Activist filmmaker among 23 top students honored by CSU Trustees

Anaiis holding a directors clapboard

Anaiis Cisco uses film to tell the stories of marginalized people in America, and she just received the CSU Trustees' Award for Outstanding Achievement.

School of Cinema graduate student tells stories of marginalized people

San Francisco State University MFA student Anaiis Cisco said she remembers feeling isolated in her undergraduate film studies courses back in New York City, her hometown. There were no black filmmakers and very few black actors in the early films they studied, she said. What motivates her now is increasing the visibility of minorities on screen, and she plans to write and direct films about racial, ethnic and queer minorities in America.

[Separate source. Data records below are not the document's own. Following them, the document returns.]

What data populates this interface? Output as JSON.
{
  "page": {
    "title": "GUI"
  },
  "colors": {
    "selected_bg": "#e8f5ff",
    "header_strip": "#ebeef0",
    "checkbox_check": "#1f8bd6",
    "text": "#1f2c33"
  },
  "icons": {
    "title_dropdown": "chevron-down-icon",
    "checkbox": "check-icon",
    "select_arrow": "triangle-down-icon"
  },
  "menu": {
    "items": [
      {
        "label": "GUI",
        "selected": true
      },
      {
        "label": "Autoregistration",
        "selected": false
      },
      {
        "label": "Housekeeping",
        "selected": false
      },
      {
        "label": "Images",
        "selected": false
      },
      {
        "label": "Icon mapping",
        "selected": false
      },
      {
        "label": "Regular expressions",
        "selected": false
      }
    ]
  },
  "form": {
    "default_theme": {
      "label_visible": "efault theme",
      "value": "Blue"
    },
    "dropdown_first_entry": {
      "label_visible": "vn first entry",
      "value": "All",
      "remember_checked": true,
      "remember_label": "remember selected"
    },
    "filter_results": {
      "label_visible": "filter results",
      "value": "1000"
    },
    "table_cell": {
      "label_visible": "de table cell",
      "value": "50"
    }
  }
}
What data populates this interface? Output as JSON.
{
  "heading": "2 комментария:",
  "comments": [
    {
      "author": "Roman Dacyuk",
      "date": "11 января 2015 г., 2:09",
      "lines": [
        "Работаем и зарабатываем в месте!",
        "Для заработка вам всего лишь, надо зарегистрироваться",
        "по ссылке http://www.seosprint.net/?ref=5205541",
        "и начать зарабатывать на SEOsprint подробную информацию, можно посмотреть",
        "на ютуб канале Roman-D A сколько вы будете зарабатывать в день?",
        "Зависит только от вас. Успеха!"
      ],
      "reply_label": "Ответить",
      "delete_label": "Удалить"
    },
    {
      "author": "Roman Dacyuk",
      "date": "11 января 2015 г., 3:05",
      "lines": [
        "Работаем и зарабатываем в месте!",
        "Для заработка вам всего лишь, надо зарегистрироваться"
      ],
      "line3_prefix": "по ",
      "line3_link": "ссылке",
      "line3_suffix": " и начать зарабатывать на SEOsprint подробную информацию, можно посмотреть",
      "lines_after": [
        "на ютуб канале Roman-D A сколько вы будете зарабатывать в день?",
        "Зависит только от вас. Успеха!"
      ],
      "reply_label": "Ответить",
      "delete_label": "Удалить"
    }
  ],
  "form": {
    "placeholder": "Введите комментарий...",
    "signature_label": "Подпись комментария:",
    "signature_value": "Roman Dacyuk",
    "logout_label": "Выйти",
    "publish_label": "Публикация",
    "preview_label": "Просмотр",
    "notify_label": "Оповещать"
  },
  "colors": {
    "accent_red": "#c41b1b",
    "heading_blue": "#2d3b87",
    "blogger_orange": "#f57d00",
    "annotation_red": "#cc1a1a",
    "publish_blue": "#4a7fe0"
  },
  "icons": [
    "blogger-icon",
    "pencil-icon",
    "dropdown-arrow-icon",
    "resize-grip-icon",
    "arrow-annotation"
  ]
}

Photo of Anaiis Cisco and President Les Wong

SF State President Les Wong and Anaiis Cisco pose together at the CSU Trustees' Award ceremony at the Office of the Chancellor in Long Beach, Calif.

She’s already succeeding. Her first film, “Breathless,” was inspired by the life and death of Eric Garner, a New York City man who died in a chokehold while in police custody. “It’s a layered film that raises a lot of questions,” she said. “I want people to continue talking about this and not become desensitized to seeing black people murdered on and off screen.”

Cisco’s powerful work and commitment to inclusion played a part in her receiving the $6,000 California State University (CSU) Trustee Award for Outstanding Achievement. She's the first student in the creative arts at SF State to receive the award. There are 23 awardees in total, one for each campus, and it’s the CSU’s highest recognition of student achievement. The awards provide donor-funded scholarships to students who demonstrate superior academic performance, personal accomplishments, community service and financial need. Students receiving the awards have all demonstrated inspirational resolve along the path to college success.

After learning she was chosen to be the Trustee Board Chair Rebecca D. and James Eisen Scholar, the first person Cisco told was her grandmother, her biggest influence. Her 76-year-old grandmother educates companies about diversity, discrimination and inclusion in the workplace. “She has to create stories and scenarios in her presentations that will resonate. When she speaks people often feel compelled to come up to her afterwards to share microaggressions they experienced at work, or unconscious bias they encountered,” she said. “That’s been inspiring for me as person who wants to tell difficult stories as a filmmaker.”

When Cisco was 10 years old, her father died, which forced her mother to work two jobs while also attending graduate school. That’s when her grandmother stepped in to help with Cisco and her sisters. “She’s my number one support system,” she said. “We go through scripts together, and she proofs all my papers. She’s my best friend.”

“Breathless” is currently making the film festival circuit, and Cisco has partnered with organizations to screen it in minority communities, something she said she plans to continue doing in New York and the Bay Area. In the future, she plans to earn a doctorate in film studies, but right now she’s on to her next project – a gender-fluid lesbian slave narrative.